• The most boring economic statistical trend is U.S. population. It grows by one percent each year, a gain of about 2 to 3 million. The trend arises from about 4 million live births and about 2 million deaths in the U.S. each year. Legal immigration makes up the remainder.
  • More people should mean more housing demand. But that is not always the case. What really matters is household formation. One household can be one person living in a city apartment. One household can also mean a family of six living in a suburban home. Population growth therefore can be accompanied at times by no growth in households if a young adult moves-in with a parent(s). Currently, there are a record number of such cases. Such crowded living arrangements do not create housing demand.
  • Bad news: Historically, there had been about 1.2 to 1.4 million net new household formations each year in the U.S. The figure is typically low during an economic downturn and then bounces higher as better times return. What is most perplexing today is that the household formation has been running at half the normal rate for not one or two years but for seven straight years.

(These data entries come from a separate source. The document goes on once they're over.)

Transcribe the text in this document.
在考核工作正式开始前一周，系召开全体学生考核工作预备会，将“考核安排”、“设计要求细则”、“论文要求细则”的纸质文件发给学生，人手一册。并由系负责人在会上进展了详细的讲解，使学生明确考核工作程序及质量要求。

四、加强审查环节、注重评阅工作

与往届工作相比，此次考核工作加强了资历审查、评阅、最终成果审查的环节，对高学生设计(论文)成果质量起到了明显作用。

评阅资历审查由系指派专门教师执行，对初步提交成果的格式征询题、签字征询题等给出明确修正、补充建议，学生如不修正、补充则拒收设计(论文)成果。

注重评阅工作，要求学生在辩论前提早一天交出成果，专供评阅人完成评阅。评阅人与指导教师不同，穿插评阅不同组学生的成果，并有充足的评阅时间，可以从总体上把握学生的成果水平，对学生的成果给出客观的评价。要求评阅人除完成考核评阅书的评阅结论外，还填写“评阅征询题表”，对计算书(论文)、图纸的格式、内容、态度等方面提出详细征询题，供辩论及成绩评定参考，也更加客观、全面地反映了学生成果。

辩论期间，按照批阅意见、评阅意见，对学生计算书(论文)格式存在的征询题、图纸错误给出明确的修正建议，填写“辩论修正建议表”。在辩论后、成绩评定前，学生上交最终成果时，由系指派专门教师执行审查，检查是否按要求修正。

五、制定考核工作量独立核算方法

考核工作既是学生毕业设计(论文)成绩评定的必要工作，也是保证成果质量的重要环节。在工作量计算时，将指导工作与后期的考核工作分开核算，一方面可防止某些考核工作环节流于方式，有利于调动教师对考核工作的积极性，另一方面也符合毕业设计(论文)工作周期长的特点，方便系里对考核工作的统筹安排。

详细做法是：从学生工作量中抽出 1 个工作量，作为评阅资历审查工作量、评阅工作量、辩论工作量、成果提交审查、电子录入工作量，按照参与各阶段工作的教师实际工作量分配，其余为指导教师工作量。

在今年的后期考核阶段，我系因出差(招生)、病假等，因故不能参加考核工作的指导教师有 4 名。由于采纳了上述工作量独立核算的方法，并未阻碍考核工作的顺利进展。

  • Good news: It seems near impossible for household formation to remain crunched as it has been in the upcoming years. Household formations are therefore bound to pop-out. That in turn will create demand for both rental and ownership housing. Home sales and housing starts will therefore mostly rise in the upcoming years.
  • Conversely, as common sense would have it, countries or regions experiencing population declines will have less need for new home construction and should expect far fewer home sales. Germany, Italy, Japan, and Russia are current examples. People in these countries are choosing to have fewer babies and hence the housing industry should not expect rolling times.
  • Not from choice, but terrible events can lead to major depopulation. Europe, on August 4th, took pause to remember the horrific war that occurred 100 years ago. At the start, soldiers mobilized across Europe with an enthusiastic spirit as if going to a football match. Then the reality of dirty trench warfare took hold. 16 million died during the war. After the war ended, another tragedy struck. The Spanish Flu spanned the globe and took even more lives: 20 to 40 million. Though inconsequential to the above matter, records show virtually no new houses being built for about twenty years in France.